Un’altra piazza da visitare ad Arezzo, oltre a Piazza Grande, è sicuramente Piazza Duomo, in cui sorge la magnifica Cattedrale dei Santi Pietro e Donato. Costruita per volontà del vescovo Guglielmino degli Ubertini a partire dall’anno 1278, su disegno di Margaritone, l’imponente chiesa gotica custodisce preziose opere d’arte come la “Maddalena” di Piero della Francesca e le terracotte robbiane nella Cappella della Madonna del Conforto. Alla Vergine, patrona della diocesi di Arezzo-Cortona-Sansepolcro, gli aretini sono particolarmente devoti.
Il 15 febbraio 1796 avvenne il famoso miracolo che fece cessare il terremoto ad Arezzo: il volto della Madonna del Conforto raffigurato in un bassorilievo divenne da nero a bianco davanti agli occhi increduli dei fedeli. Ogni prima domenica di Settembre si corre la Giostra del Saracino dedicata alla Madonna del Conforto, mentre a San Donato è dedicato il palio aretino disputato in notturna il penultimo sabato di Giugno.

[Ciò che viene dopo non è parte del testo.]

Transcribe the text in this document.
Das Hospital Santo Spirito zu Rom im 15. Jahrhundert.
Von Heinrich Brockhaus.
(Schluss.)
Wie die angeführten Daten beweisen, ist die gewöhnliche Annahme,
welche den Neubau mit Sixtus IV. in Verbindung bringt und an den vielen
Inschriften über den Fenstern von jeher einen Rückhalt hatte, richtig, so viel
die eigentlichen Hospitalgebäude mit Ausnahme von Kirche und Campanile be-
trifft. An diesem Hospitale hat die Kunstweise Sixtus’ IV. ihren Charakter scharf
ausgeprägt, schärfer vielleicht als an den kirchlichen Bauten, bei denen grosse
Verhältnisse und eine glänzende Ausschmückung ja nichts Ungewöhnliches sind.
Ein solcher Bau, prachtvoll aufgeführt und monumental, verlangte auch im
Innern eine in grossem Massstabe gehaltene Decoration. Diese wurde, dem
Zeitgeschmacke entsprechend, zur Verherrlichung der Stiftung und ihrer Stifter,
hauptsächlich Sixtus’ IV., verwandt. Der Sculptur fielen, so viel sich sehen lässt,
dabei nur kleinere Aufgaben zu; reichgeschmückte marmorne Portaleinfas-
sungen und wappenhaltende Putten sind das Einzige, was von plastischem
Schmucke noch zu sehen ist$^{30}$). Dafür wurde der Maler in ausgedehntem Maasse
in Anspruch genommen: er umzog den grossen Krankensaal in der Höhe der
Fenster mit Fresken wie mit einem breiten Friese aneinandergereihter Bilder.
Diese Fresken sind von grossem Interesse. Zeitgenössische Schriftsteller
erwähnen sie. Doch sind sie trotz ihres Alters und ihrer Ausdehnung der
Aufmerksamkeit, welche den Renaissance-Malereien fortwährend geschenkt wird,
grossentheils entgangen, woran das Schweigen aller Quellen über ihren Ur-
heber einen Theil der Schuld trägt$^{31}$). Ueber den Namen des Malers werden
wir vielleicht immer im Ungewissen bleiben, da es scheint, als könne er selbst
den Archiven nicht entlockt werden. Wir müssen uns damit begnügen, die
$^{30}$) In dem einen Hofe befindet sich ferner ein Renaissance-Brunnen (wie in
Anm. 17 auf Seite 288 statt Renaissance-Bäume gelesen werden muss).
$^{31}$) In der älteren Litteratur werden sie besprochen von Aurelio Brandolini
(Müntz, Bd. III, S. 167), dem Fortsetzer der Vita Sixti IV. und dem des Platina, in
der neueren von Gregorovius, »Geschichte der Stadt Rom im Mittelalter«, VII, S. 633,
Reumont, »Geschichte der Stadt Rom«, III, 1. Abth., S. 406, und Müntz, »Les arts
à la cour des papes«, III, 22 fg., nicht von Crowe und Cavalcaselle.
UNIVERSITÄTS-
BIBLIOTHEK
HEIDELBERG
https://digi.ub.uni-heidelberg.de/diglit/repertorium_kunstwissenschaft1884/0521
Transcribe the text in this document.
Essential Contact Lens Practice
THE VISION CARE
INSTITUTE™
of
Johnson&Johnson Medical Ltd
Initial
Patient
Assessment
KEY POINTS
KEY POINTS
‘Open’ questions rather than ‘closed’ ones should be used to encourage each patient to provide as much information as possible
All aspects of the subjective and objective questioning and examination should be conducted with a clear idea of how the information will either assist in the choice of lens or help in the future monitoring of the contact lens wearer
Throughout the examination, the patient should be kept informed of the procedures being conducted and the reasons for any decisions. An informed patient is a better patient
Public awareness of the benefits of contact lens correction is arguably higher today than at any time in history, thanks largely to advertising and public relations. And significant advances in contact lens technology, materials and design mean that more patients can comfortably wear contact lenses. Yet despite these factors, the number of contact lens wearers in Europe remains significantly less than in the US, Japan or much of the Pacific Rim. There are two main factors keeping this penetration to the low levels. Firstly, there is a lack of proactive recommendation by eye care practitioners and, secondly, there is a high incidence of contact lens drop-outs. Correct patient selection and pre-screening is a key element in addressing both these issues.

La Cattedrale di San Donato sorge nella parte più alta della città vicino alla Fortezza Medicea, dalla quale è divisa dal parco del “Prato”. Il primo duomo di Arezzo era stato costruito sul vicino Colle del Pionta, dove era sepolto e venerato il santo martire Donato, decapitato nel 363. Papa Innocenzo III nel 1203 fece trasferire la cattedrale aretina entro le mura cittadine nel luogo in cui oggi possiamo ammirarla. Le reliquie del Santo furono trasferite in provincia di Teramo presso la chiesa di San Donato a Castiglione Messer Raimondo. Tuttavia il Duomo di Arezzo, è rimasto intitolato a San Donato, in quanto conserva una meravigliosa arca marmorea dedicata al martire cristiano e posta sull’altare.

 

madonna_del_conforto_arezzo foto 2Il campanile che oggi completa la cattedrale è la terza torre campanaria costruita per l’edificio. Il primo fiancheggiava il duomo e per questo danneggiava, a causa delle vibrazioni del suono delle campane, le splendide vetrate realizzate dall’artista francese Guillaume de Marcillat, autore anche della scalinata. Il secondo campanile fu edificato un po’ più distante, ma la sua stabilità fu minata da una falda acquifera sotterranea. Infine la torre campanaria fu costruita come edificio a se stante, poi unito alla cattedrale tramite appartamenti costruiti per ospitare i custodi.